Letsch writes that Prince Charles, Prince Harry, Tony Abbott, the Australian prime minister, and John Key, New Zealand’s prime minister, have confirmed they will attend events at Gallipoli. At the same time, hundreds will gather on Istanbul’s Taksim Square, where a commemoration of the Armenian genocide has been held since 2010. Another rally will be held in the eastern city of Diyarbakir, an important centre from where the state governor oversaw the mass killings in 1915. The main event will be held in Yerevan, capital of Armenia, with a number of foreign dignitaries from Russia, France, the UK and elsewhere.
The Guardian correspondent states that the Turkish government’s efforts to divert international attention from the commemoration of the massacre have been called “disgraceful” by Armenians. Turkey refuses to accept responsibility for the slaughter of hundreds of thousands of Armenians in the Ottoman Empire. The plot thickened on Thursday when it was announced that a senior Turkish government adviser, Etyen Mahçupyan, had stepped down just months after he took on the job – and days after he too used the word “genocide”. Officials said he had retired because he had turned 65.
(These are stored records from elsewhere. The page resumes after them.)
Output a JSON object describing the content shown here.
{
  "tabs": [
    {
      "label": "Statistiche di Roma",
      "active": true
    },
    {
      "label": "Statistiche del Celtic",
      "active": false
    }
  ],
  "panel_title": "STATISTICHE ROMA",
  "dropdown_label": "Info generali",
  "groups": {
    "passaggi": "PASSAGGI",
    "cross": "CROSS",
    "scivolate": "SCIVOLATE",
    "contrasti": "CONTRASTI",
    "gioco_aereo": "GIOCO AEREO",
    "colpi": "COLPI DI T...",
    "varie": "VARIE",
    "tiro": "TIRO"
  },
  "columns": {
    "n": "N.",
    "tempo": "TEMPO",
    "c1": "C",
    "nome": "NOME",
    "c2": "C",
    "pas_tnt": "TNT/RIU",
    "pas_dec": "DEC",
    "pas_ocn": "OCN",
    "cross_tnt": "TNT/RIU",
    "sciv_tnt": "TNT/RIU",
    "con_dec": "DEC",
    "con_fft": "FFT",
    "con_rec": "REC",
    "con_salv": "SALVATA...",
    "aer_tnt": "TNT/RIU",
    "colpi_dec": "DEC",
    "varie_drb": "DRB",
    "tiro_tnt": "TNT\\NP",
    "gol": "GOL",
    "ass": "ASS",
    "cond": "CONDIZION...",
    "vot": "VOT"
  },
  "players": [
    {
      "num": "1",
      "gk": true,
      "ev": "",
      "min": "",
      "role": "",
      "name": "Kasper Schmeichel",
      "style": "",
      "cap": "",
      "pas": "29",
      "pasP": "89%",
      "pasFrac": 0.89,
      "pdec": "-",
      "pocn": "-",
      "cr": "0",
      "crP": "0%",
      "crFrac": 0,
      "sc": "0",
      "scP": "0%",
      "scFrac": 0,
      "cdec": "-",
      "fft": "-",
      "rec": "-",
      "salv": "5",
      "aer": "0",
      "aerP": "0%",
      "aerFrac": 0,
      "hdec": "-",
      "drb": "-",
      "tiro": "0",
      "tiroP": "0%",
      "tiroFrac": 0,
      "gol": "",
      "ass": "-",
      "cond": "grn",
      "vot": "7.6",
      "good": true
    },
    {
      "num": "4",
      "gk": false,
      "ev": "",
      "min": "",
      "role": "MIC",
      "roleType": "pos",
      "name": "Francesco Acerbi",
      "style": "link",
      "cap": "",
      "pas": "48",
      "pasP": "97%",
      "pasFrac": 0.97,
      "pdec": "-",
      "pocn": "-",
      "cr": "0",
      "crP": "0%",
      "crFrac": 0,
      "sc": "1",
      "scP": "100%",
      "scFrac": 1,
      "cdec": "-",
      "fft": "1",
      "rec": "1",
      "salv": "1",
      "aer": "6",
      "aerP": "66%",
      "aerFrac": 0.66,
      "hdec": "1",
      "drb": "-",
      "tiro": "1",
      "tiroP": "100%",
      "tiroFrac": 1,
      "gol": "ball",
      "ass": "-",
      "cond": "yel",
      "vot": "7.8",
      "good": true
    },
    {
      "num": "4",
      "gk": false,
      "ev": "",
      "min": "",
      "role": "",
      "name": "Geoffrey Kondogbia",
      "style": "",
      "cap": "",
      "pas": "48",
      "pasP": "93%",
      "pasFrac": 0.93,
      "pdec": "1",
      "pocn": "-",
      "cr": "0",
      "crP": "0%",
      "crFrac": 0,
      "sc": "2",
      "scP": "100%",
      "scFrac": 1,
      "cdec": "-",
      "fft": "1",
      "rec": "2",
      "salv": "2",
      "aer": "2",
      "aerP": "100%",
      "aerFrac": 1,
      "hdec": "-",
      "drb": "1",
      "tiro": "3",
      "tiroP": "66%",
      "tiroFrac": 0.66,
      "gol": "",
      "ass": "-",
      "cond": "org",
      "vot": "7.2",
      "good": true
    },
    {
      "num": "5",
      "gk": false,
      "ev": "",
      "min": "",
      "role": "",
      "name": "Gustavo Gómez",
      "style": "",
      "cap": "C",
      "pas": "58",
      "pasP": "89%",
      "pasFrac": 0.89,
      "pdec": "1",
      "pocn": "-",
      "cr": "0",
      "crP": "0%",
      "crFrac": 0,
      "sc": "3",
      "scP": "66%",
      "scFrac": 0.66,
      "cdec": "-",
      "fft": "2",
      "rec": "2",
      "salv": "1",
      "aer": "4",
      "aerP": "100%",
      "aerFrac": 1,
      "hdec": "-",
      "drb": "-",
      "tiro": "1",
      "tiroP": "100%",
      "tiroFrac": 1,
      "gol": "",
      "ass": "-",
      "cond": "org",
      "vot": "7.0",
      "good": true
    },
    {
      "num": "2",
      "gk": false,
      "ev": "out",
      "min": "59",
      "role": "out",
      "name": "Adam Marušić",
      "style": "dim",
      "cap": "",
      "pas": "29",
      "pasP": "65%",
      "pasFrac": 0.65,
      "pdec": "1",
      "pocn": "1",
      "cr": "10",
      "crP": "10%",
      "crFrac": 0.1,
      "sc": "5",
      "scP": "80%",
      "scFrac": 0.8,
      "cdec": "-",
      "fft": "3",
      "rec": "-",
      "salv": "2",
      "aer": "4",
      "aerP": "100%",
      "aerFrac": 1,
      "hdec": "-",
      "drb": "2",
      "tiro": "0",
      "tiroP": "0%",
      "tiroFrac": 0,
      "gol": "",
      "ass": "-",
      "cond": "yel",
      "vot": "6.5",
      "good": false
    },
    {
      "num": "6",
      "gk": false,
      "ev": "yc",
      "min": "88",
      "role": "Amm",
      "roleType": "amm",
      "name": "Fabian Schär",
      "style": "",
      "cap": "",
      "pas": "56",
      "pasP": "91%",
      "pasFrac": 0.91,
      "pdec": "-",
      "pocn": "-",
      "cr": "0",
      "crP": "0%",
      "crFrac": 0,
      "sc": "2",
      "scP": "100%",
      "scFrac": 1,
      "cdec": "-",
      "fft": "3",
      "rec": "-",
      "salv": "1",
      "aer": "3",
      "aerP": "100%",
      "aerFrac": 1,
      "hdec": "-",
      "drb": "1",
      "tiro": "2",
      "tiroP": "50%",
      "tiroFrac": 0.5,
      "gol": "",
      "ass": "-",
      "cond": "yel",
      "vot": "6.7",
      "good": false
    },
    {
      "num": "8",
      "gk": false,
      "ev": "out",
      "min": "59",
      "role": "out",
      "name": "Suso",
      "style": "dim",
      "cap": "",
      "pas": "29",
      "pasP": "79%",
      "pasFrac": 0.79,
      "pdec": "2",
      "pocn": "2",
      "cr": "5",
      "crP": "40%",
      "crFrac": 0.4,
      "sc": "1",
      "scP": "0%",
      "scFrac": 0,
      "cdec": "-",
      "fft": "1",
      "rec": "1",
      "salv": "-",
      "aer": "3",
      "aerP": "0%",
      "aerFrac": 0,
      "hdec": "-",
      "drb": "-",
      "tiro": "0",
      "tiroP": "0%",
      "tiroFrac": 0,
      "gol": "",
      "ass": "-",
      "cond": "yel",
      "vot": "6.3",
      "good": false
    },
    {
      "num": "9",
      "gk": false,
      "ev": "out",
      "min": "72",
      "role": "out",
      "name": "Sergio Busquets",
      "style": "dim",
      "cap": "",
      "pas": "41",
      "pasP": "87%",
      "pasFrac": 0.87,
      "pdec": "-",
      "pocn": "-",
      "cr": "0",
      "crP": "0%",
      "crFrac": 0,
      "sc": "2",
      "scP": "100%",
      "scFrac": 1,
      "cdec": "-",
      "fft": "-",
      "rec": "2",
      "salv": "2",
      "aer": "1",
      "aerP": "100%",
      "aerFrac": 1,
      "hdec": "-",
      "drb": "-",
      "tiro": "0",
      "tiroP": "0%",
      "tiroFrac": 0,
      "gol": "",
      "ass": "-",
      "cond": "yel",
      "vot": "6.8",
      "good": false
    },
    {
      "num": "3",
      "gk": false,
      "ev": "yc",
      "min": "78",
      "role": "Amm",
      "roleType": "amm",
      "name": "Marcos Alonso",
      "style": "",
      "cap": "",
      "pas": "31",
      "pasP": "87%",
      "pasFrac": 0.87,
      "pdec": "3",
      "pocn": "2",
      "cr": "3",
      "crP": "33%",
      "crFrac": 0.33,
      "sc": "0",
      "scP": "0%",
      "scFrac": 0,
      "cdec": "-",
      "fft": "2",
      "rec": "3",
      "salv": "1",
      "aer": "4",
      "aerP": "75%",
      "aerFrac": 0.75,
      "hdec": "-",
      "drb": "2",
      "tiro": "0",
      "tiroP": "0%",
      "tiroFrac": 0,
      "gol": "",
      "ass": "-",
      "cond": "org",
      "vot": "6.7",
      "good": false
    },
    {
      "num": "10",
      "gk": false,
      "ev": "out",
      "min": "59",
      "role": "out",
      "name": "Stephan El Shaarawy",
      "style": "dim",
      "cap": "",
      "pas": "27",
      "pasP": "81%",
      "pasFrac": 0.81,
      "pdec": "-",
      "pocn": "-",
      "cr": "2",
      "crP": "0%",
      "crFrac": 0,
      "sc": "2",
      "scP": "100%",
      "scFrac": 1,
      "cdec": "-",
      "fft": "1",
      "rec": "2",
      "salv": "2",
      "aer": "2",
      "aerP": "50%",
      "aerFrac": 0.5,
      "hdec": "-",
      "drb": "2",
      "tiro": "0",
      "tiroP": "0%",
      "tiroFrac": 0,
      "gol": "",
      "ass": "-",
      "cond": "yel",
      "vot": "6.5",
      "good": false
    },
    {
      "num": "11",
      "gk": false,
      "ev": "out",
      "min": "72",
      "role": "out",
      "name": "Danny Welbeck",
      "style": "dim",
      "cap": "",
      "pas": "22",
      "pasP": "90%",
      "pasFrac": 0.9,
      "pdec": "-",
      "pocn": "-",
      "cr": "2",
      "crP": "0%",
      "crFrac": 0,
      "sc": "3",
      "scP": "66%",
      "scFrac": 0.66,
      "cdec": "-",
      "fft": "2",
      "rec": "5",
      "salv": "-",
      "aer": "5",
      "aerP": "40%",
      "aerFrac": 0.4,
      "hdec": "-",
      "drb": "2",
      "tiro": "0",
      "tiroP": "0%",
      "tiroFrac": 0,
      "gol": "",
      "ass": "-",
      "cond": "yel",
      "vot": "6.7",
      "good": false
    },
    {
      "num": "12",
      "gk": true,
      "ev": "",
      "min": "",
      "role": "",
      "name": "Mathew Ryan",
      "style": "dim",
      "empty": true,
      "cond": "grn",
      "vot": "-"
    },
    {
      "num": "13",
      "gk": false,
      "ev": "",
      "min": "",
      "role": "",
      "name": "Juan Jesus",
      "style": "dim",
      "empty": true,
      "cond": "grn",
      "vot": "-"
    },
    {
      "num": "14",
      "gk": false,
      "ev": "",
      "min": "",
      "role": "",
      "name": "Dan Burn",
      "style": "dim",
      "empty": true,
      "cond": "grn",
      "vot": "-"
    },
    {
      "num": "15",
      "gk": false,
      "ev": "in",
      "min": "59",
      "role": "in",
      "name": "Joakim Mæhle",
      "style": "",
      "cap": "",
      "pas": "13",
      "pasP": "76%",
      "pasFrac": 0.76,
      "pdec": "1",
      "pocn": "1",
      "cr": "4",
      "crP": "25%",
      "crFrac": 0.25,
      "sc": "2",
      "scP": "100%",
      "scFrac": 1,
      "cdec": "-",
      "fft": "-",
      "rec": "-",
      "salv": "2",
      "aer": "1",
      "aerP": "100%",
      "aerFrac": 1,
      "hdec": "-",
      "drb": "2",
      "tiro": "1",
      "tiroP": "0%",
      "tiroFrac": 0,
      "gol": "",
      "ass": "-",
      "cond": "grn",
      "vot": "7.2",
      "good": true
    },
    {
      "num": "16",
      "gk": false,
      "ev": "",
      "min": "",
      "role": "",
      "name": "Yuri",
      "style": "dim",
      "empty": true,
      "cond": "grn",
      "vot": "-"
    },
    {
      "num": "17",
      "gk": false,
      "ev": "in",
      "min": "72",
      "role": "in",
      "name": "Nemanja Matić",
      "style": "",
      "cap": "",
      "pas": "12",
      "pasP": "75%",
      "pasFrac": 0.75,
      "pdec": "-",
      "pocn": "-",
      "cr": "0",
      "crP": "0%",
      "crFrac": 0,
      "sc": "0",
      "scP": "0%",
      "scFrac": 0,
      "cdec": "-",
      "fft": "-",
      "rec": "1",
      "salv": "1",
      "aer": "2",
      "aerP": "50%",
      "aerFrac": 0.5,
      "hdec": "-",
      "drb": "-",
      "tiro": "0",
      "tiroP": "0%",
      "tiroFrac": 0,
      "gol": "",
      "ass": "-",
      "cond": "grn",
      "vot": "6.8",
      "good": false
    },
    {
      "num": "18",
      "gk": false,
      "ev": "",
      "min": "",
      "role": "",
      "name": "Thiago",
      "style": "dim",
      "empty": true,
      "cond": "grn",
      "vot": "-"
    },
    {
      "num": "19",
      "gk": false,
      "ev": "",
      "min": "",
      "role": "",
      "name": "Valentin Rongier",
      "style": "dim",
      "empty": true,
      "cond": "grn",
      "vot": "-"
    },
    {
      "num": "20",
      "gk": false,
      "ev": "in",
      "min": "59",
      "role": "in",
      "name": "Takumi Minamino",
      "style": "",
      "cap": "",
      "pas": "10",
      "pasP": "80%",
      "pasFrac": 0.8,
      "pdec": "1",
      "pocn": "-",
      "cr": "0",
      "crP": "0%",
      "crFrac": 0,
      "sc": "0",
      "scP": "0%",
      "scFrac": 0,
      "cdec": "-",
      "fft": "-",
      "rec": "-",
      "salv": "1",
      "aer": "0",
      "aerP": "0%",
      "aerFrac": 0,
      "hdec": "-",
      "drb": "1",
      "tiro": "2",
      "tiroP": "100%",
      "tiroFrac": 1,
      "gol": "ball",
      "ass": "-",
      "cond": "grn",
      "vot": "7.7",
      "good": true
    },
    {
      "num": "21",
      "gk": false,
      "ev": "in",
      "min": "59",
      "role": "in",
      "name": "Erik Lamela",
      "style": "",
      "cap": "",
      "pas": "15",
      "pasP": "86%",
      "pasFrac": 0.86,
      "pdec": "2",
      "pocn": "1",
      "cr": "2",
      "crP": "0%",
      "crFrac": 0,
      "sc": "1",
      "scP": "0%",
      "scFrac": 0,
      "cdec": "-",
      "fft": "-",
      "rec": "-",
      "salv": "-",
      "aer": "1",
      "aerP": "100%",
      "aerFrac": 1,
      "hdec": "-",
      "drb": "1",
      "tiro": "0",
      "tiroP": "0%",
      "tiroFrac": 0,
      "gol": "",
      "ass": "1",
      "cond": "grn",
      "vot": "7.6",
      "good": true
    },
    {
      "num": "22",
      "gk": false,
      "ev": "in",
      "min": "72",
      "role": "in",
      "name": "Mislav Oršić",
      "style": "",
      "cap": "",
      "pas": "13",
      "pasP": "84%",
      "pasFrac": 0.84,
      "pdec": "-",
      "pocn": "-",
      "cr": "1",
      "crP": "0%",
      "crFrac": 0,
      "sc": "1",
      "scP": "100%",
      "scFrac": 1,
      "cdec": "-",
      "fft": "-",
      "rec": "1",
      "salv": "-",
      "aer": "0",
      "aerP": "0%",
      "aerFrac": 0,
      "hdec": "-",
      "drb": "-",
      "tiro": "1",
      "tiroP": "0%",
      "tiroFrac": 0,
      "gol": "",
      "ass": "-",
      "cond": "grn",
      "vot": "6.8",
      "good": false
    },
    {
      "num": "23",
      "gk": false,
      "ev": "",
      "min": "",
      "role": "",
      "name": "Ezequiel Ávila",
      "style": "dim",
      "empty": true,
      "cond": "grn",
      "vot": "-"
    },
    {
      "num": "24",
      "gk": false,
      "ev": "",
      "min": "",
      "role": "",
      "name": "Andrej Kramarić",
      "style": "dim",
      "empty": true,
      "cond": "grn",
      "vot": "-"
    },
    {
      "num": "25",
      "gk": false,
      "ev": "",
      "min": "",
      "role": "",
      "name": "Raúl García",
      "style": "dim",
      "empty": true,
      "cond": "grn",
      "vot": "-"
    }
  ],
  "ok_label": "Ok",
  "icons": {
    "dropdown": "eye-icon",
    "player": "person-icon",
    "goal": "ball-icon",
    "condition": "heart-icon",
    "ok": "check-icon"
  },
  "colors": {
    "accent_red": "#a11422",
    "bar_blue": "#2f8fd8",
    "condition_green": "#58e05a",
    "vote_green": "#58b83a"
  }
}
There are as many as 100,000 Armenians living in Turkey today, but many are too wary of local hostilities to openly project their ethnicity, still less confess their Christian faith.
Orhan Kemal Cengiz, a Turkish journalist and human rights activist, said the forthcoming parliamentary elections made any meaningful concessions by the ruling Justice and Development party impossible.
“They are trying to rally more nationalist votes. Erdoğan is a very pragmatic politician, who is very conscious of political advantages he can gain by any move he makes,” Cengiz said. “But the Armenian issue is a matter of conscience and of morality, which is why Erdoğan is not the leader who will solve it.”